In order to study intervention adaptations and their relation to outcomes, several attempts have been made to characterize the nature of adaptations. This paper examines how three published adaptation models retrospectively classify adaptations. The Moore, Bumbarger, & Cooper (MBC; 2013) model was derived empirically. It uses a three-category taxonomy (fit, timing, and valence). The Castro, Barrera, & Martinez (CBM; 2004) conceptual model proposes a two-category taxonomy that classifies adaptation according to content and form of delivery. The Ecological Validity Model (EVM; Bernal, Bonilla, & Bellido, 1995) is another conceptual adaptation taxonomy that differentiates among eight different types of intervention modifications.

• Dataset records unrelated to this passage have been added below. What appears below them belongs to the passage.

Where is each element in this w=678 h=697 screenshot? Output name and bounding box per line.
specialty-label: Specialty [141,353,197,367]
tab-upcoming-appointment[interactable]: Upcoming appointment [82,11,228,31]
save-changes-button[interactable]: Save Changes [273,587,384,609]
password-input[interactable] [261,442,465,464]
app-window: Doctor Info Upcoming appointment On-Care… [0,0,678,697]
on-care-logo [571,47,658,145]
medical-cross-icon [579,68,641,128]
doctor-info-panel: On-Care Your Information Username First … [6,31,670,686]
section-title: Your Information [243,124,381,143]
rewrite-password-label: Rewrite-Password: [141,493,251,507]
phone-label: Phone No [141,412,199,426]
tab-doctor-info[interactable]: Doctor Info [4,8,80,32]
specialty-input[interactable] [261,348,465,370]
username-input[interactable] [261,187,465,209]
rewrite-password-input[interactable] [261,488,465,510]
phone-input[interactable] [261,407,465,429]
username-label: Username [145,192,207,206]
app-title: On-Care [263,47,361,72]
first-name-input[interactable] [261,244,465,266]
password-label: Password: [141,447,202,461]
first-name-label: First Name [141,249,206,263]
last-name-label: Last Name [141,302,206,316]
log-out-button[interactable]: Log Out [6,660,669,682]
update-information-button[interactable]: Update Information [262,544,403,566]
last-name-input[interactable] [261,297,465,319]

Methods: A social emotional learning program (TOOLBOX) was implemented by teachers during the 2014-2015 academic year. A teacher survey (N=137; 73% response rate, 84% female, 59% white) revealed that over 80% of teachers reported adaptations.  Teachers provided 90 distinct responses to three open-ended questions about the nature of program adaptation. Of these, 12 responses were not regarding adaptation. The remaining 78 responses were classified according the aforementioned adaptation taxonomies.

Results: The MBC model classified 85% of responses (with 58% of these responses related to philosophical fit, 9% related to reactive timing, and 54% to neutral valance). The CBM model classified 68% of responses (with 58% of these responses related to intervention content and 51% related to intervention delivery). The EVM model classified 89% of responses (with a 34% plurality of these responses related to changes in response to the intervention context).  One adaptation was unclassified by any model.

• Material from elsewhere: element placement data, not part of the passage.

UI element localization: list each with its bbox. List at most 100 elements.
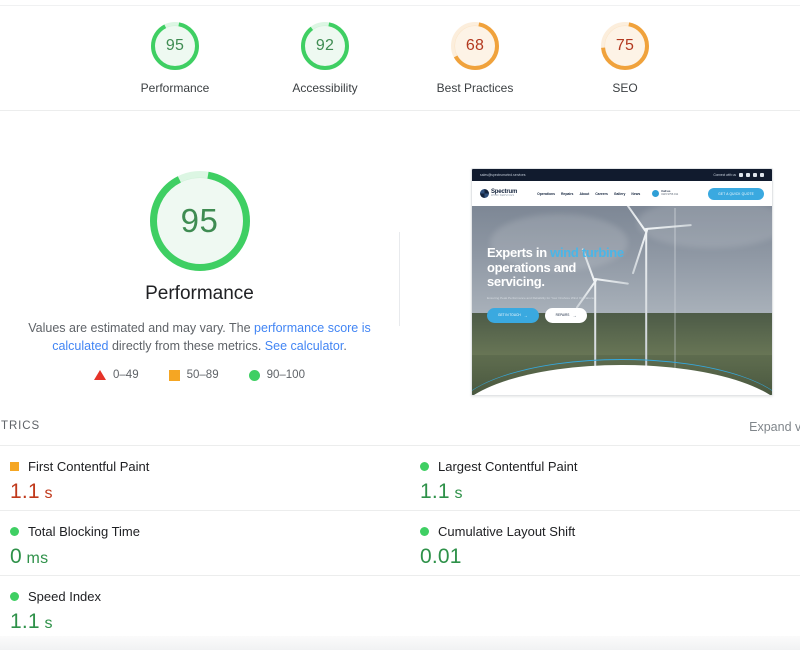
category-label: Best Practices xyxy=(436,81,514,95)
site-nav-link: Gallery xyxy=(613,191,626,196)
site-phone: Call us 0115 9756 011 xyxy=(652,190,678,197)
hero-buttons: GET IN TOUCH → REPAIRS → xyxy=(487,307,687,323)
expand-view-link[interactable]: Expand view xyxy=(749,420,800,434)
metric-unit: s xyxy=(449,485,463,502)
performance-gauge-panel: 95 Performance Values are estimated and … xyxy=(0,111,399,411)
status-circle-icon xyxy=(420,527,429,536)
site-nav-links: Operations Repairs About Careers Gallery News xyxy=(537,192,640,196)
hero-heading-line1: Experts in xyxy=(487,245,551,260)
phone-number: 0115 9756 011 xyxy=(661,192,679,196)
site-hero-section: Experts in wind turbine operations and s… xyxy=(472,206,772,395)
metric-name: Total Blocking Time xyxy=(28,524,140,539)
legend-circle-icon xyxy=(248,369,260,381)
page-screenshot-thumbnail[interactable]: sales@spectrumwind.services Connect with… xyxy=(471,168,773,396)
estimate-disclaimer: Values are estimated and may vary. The p… xyxy=(0,319,399,355)
metric-unit: ms xyxy=(21,550,49,567)
metrics-section: METRICS Expand view First Contentful Pai… xyxy=(0,411,800,640)
status-circle-icon xyxy=(10,592,19,601)
hero-heading-accent: wind turbine xyxy=(550,245,624,260)
metric-name-row: Total Blocking Time xyxy=(10,524,380,539)
category-score: 92 xyxy=(315,37,335,54)
hero-heading-line2: operations and xyxy=(487,259,576,275)
status-square-icon xyxy=(10,462,19,471)
disclaimer-mid: directly from these metrics. xyxy=(108,339,265,353)
category-score: 95 xyxy=(165,37,185,54)
footer-band xyxy=(0,636,800,650)
metric-name-row: Largest Contentful Paint xyxy=(420,459,790,474)
site-nav-link: News xyxy=(631,191,641,196)
status-circle-icon xyxy=(420,462,429,471)
metric-item[interactable]: Cumulative Layout Shift 0.01 xyxy=(420,524,790,569)
legend-triangle-icon xyxy=(94,370,107,380)
metric-row-divider xyxy=(0,445,800,446)
category-label: SEO xyxy=(612,81,638,95)
metric-value: 0.01 xyxy=(420,545,462,568)
legend-item: 90–100 xyxy=(248,369,305,381)
legend-square-icon xyxy=(168,369,180,381)
hero-primary-button: GET IN TOUCH → xyxy=(487,307,539,323)
performance-gauge: 95 xyxy=(149,171,250,271)
hero-heading-line3: servicing. xyxy=(487,274,545,289)
category-performance[interactable]: 95 Performance xyxy=(121,22,229,95)
category-scores-strip: 95 Performance 92 Accessibility 68 Best Pract… xyxy=(0,6,800,110)
site-nav-link: Careers xyxy=(595,191,608,196)
brand-tagline: WIND SERVICES xyxy=(491,194,515,198)
hero-secondary-button: REPAIRS → xyxy=(544,307,588,323)
legend-range: 0–49 xyxy=(113,369,139,381)
legend-range: 90–100 xyxy=(266,369,305,381)
gauge-ring-icon: 92 xyxy=(301,22,349,70)
arrow-right-icon: → xyxy=(523,312,528,318)
hero-subheading: Ensuring Peak Performance and Reliabilit… xyxy=(487,295,594,300)
site-email: sales@spectrumwind.services xyxy=(480,173,526,177)
category-accessibility[interactable]: 92 Accessibility xyxy=(271,22,379,95)
category-seo[interactable]: 75 SEO xyxy=(571,22,679,95)
arrow-right-icon: → xyxy=(572,312,577,318)
performance-summary: 95 Performance Values are estimated and … xyxy=(0,111,800,411)
category-label: Accessibility xyxy=(292,81,358,95)
metrics-grid: First Contentful Paint 1.1 s Largest Conte… xyxy=(0,445,800,640)
metrics-header: METRICS Expand view xyxy=(0,411,800,445)
hero-primary-button-label: GET IN TOUCH xyxy=(498,313,521,318)
category-label: Performance xyxy=(140,81,210,95)
metric-name-row: First Contentful Paint xyxy=(10,459,380,474)
category-score: 68 xyxy=(465,37,485,54)
site-nav-link: Operations xyxy=(537,191,555,196)
metric-unit: s xyxy=(39,485,53,502)
disclaimer-suffix: . xyxy=(343,339,347,353)
site-nav-link: Repairs xyxy=(560,191,574,196)
spectrum-logo-icon xyxy=(480,189,489,198)
site-cta-button: GET A QUICK QUOTE xyxy=(708,187,764,200)
metric-name: Speed Index xyxy=(28,589,102,604)
metric-value: 0 ms xyxy=(10,545,49,568)
metric-item[interactable]: First Contentful Paint 1.1 s xyxy=(10,459,380,504)
score-legend: 0–49 50–89 90–100 xyxy=(0,369,399,381)
metric-item[interactable]: Total Blocking Time 0 ms xyxy=(10,524,380,569)
legend-item: 50–89 xyxy=(168,369,219,381)
x-icon xyxy=(739,173,743,177)
lighthouse-report-page: 95 Performance 92 Accessibility 68 Best Pract… xyxy=(0,0,800,650)
metric-name: First Contentful Paint xyxy=(28,459,150,474)
phone-icon xyxy=(652,190,660,197)
metric-row-divider xyxy=(0,510,800,511)
gauge-ring-icon: 75 xyxy=(601,22,649,70)
metric-item[interactable]: Largest Contentful Paint 1.1 s xyxy=(420,459,790,504)
connect-label: Connect with us xyxy=(713,173,736,177)
category-score: 75 xyxy=(615,37,635,54)
site-navigation-bar: Spectrum WIND SERVICES Operations Repairs… xyxy=(472,181,772,206)
hero-heading: Experts in wind turbine operations and s… xyxy=(487,245,687,290)
status-circle-icon xyxy=(10,527,19,536)
hero-copy: Experts in wind turbine operations and s… xyxy=(487,245,687,323)
metrics-title: METRICS xyxy=(0,420,41,432)
site-nav-link: About xyxy=(579,191,590,196)
metric-row-divider xyxy=(0,575,800,576)
metric-value: 1.1 s xyxy=(10,610,53,633)
category-best-practices[interactable]: 68 Best Practices xyxy=(421,22,529,95)
linkedin-icon xyxy=(746,173,750,177)
gauge-ring-icon: 68 xyxy=(451,22,499,70)
metric-item[interactable]: Speed Index 1.1 s xyxy=(10,589,380,634)
metric-name-row: Speed Index xyxy=(10,589,380,604)
see-calculator-link[interactable]: See calculator xyxy=(265,339,344,353)
performance-score-value: 95 xyxy=(180,202,219,239)
metric-value: 1.1 s xyxy=(10,480,53,503)
metric-name: Largest Contentful Paint xyxy=(438,459,578,474)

Conclusions and Implications: Both the MBC and EVM models suggest that teachers are most likely to make adaptations for reasons of fit (e.g., adjusting program language to grade level).  The CBM model suggests that adaptations are made to the delivery of the intervention nearly as often as to the content itself.  The EVM Model classified the largest number of adaptations, but with so many discrete dimensions, classification consensus between various raters was difficult to achieve.  Each model provided a unique contribution toward the goal of comprehensively and reliably classifying adaptations, however no single model achieved this goal fully.  Additional work is needed to develop a taxonomy that enables research on the relationship between adaptations and program outcomes.  Ultimately, the planful, systematic, and effective use of adaptation will help providers better fit intervention to diverse communities, ensuring healthy development for all youth.